Why Seattle Should Re-Sign Him
When healthy, the 6-foot-2, 202-pound Dunbar has been a lockdown-caliber cornerback in the NFL. Only two years ago, quarterbacks posted a 61.2 passer rating targeting him in coverage, he picked off four passes in just 11 starts, and he earned the second-highest overall grade behind Richard Sherman from Pro Football Focus. He had 17 passes defensed in 18 total games in 2018 and 2019, showing a knack for getting his hands on the football that shouldn't be surprising given his prior background as a receiver at Florida. He has also consistently been a sound tackler, missing 10 combined tackles over the past three seasons and exhibiting a willingness to be involved defending the run game. Those qualities all made him worth trading for a year ago and still could make him worth the investment in 2021.

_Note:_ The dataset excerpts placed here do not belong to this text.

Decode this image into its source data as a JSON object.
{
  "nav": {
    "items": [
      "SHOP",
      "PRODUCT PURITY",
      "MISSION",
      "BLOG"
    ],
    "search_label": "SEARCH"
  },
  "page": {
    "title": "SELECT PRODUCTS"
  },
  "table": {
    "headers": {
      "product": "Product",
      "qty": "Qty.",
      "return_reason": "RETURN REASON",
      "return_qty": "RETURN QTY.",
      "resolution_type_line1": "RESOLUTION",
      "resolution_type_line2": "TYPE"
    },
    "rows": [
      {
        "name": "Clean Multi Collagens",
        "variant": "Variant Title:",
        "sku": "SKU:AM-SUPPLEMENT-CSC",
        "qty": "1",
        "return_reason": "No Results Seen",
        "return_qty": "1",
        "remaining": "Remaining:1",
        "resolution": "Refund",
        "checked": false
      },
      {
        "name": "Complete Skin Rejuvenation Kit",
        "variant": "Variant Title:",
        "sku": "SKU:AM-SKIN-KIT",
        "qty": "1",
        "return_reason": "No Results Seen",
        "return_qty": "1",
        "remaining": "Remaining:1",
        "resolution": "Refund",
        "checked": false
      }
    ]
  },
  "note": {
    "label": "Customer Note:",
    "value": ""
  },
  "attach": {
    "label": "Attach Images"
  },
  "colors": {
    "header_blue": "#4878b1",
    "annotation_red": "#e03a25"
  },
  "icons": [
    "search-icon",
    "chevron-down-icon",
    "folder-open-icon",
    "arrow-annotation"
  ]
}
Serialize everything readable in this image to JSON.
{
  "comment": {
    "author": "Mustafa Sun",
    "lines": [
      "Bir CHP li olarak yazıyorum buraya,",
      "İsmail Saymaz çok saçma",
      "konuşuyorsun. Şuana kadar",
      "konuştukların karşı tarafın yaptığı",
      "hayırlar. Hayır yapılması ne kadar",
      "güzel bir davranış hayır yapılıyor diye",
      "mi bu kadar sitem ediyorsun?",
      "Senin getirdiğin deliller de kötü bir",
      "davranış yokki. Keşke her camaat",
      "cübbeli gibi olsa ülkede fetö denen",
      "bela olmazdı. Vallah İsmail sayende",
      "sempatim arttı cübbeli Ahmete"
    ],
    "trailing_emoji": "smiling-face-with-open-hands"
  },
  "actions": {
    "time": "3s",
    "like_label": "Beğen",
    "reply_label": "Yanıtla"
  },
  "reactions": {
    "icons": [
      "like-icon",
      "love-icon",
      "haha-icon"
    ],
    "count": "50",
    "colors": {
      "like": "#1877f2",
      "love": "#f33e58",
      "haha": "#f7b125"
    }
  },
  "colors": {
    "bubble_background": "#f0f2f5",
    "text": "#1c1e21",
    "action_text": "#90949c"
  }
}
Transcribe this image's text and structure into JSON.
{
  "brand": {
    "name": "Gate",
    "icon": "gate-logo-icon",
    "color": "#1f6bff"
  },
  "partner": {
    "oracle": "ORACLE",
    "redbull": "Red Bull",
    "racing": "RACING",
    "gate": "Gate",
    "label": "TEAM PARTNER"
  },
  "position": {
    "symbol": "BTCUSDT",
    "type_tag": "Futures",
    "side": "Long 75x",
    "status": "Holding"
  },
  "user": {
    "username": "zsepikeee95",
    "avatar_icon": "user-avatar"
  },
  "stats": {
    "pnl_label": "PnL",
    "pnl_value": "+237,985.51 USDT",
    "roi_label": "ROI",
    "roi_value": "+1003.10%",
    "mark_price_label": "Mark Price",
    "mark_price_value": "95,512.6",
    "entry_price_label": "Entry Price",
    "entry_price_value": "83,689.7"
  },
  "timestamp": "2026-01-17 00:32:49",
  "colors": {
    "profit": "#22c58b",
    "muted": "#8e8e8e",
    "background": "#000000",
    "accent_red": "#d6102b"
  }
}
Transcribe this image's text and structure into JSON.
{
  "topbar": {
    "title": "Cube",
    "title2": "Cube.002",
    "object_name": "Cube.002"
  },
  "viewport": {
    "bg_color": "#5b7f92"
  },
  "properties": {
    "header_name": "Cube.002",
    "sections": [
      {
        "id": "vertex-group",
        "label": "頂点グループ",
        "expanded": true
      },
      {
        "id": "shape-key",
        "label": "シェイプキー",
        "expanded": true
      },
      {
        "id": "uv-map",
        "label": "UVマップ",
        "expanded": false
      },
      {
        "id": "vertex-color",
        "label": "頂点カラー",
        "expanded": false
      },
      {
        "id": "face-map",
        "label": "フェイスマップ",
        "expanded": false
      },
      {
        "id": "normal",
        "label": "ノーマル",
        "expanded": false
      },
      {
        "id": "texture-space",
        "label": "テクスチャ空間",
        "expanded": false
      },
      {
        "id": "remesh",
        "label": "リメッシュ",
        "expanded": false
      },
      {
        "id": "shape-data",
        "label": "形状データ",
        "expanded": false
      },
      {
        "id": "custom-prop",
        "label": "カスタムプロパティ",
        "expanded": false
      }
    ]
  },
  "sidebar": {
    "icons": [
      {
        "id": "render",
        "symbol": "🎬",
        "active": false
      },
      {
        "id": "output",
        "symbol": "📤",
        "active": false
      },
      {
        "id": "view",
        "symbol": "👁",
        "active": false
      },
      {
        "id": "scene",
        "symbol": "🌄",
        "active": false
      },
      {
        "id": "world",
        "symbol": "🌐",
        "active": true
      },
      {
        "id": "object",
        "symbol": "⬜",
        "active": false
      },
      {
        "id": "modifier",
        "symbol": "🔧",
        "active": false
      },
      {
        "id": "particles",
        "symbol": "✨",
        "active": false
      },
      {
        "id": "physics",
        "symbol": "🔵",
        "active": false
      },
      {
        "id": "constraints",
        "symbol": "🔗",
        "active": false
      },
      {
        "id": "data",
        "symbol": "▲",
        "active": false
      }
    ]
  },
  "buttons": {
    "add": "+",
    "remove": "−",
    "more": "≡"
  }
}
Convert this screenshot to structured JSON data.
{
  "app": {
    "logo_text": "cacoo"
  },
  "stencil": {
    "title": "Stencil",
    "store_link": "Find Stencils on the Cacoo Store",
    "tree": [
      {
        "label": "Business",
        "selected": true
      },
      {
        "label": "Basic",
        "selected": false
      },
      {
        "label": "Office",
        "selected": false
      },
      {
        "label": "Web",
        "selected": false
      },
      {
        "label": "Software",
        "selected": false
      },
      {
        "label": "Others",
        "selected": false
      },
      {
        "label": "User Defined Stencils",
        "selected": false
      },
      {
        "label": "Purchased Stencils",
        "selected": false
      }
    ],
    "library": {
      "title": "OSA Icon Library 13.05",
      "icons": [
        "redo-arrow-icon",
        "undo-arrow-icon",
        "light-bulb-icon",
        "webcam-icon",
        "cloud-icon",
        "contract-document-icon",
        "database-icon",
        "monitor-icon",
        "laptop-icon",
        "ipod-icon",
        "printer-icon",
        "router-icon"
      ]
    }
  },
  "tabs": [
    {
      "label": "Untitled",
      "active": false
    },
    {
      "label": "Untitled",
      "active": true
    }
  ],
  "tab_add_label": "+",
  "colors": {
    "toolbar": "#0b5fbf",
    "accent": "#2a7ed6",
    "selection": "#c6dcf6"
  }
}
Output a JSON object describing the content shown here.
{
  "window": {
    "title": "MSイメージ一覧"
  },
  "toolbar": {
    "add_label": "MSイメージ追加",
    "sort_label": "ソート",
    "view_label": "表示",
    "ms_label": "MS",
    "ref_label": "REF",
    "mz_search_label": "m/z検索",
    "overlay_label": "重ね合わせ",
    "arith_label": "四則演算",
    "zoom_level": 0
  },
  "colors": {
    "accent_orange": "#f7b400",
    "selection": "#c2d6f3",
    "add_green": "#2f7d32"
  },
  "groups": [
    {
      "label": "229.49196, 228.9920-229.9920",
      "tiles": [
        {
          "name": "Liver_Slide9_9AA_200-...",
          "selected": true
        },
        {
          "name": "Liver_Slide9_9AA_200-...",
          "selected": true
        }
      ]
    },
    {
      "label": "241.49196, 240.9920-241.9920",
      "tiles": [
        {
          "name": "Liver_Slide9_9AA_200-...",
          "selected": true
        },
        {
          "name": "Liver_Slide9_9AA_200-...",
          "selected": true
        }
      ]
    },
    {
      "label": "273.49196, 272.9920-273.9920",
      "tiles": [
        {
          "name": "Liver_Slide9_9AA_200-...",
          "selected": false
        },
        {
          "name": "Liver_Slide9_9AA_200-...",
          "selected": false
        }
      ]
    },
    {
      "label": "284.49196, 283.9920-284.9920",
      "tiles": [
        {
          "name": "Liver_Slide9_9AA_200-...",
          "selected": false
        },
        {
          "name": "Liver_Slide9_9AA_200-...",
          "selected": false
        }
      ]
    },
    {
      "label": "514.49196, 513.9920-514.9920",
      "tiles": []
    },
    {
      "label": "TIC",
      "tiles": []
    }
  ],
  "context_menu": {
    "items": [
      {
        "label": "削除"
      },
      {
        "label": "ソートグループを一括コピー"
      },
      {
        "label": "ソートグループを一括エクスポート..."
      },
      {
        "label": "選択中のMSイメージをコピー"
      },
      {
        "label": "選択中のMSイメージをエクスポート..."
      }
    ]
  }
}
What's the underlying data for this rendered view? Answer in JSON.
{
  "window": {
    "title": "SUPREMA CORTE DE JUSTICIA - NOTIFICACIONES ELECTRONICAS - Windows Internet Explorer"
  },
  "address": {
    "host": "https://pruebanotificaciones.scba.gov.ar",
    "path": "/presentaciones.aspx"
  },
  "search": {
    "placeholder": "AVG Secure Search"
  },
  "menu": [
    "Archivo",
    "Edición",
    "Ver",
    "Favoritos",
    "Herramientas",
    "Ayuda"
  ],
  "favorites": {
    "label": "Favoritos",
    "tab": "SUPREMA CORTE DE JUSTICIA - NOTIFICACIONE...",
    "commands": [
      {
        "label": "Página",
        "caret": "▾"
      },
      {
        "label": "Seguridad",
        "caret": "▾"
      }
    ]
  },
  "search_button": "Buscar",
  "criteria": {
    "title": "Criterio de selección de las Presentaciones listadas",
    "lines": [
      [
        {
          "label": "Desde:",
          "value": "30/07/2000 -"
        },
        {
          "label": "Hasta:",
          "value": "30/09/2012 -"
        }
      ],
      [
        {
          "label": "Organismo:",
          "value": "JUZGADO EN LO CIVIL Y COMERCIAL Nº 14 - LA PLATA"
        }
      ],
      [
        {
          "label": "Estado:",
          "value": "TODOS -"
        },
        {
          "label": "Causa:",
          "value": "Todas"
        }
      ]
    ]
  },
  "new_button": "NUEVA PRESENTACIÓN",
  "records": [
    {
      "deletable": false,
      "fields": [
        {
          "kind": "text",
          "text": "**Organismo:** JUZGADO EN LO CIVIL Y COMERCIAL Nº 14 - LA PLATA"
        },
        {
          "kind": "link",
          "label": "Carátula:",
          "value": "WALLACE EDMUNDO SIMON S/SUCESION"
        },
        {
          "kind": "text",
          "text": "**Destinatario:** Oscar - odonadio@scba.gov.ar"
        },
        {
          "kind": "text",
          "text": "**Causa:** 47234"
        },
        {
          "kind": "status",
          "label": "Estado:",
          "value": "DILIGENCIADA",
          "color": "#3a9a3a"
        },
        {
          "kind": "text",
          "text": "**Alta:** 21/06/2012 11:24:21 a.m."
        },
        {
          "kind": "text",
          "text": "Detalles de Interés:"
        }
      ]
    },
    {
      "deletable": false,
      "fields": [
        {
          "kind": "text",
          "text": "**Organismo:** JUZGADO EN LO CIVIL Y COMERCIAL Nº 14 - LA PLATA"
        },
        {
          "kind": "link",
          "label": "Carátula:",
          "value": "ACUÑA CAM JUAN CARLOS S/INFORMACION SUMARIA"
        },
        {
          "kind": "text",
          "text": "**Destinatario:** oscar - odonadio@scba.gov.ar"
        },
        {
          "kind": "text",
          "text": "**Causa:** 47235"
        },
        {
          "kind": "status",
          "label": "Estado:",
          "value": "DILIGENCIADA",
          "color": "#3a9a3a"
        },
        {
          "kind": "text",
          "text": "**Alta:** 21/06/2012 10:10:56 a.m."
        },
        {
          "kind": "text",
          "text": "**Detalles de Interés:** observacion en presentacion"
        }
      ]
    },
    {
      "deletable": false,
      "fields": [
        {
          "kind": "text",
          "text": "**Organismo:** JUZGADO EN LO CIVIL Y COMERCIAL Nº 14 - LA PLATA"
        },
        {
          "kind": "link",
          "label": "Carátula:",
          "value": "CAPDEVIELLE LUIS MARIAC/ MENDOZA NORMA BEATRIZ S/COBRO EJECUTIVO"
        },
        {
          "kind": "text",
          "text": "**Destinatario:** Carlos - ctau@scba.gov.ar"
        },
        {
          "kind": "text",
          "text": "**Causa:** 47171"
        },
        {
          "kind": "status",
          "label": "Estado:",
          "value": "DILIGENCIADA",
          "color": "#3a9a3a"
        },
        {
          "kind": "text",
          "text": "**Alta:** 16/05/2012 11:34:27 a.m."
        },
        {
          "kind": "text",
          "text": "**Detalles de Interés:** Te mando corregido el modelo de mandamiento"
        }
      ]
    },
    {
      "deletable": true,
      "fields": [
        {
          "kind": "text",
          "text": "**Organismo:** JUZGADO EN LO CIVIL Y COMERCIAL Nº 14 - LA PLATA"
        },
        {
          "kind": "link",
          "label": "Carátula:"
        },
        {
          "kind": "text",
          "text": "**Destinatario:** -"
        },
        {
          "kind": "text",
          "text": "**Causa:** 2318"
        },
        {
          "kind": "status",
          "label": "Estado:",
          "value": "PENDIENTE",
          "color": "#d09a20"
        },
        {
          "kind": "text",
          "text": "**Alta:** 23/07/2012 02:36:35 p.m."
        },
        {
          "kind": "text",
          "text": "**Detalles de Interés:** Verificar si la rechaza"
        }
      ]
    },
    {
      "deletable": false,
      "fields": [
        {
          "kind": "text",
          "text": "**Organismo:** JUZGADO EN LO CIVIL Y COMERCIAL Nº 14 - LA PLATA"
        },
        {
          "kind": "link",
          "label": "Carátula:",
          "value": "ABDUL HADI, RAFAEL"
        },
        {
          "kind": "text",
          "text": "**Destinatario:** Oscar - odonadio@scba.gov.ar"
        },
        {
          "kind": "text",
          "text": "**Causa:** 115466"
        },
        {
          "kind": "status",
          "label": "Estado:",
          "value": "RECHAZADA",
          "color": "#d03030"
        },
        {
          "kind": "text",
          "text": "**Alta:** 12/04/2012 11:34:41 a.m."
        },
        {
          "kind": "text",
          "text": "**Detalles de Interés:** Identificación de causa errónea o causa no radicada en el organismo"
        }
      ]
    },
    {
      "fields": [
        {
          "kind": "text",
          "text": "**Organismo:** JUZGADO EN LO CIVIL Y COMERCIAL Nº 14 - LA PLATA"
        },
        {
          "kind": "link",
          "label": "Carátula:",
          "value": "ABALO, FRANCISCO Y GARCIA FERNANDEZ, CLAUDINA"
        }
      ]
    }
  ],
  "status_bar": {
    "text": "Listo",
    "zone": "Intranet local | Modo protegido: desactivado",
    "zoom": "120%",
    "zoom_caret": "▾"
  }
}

Why Seattle Should Let Him Walk
In every sense of the word, Dunbar's only season with the Seahawks was an unmitigated disaster. Though charges were dropped, his off-field issues created unnecessary distractions that lasted into training camp and once he arrived, he wasn't in football shape. Despite a decent start to the season, his play suffered tremendously from his chronic knee issue and he became a liability in the secondary, as he surrendered four touchdowns and 491 receiving yards in coverage in just six starts while yielding a 110.0 passer rating. Health has continued to be a major problem for him, as he has now finished each of the past three years on injured reserve and missed a combined 25 regular season and postseason games.
1 year at $2.5 million with incentives
In his end-of-season press conference, coach Pete Carroll indicated the Seahawks hoped to re-sign Dunbar, and despite how poorly his 2020 campaign went, bringing him back at the right price makes sense on numerous fronts. With Griffin also heading towards free agency and potentially having a strong market for his services, the former Gators standout would be a far cheaper alternative to team up with D.J. Reed and Tre Flowers in 2021. Assuming he avoids the off-field chaos that defined his offseason last summer and reports to training camp in tip-top shape, there wouldn't be a better opportunity for him to attempt to rebuild his value than playing in Carroll's Cover 3 scheme that should accentuate his size, athleticism, and ball skills. Even if Griffin re-signs, Dunbar's market should be lukewarm at best given his injury history and it would be wise to bring him back on a team-friendly one-year deal with incentives.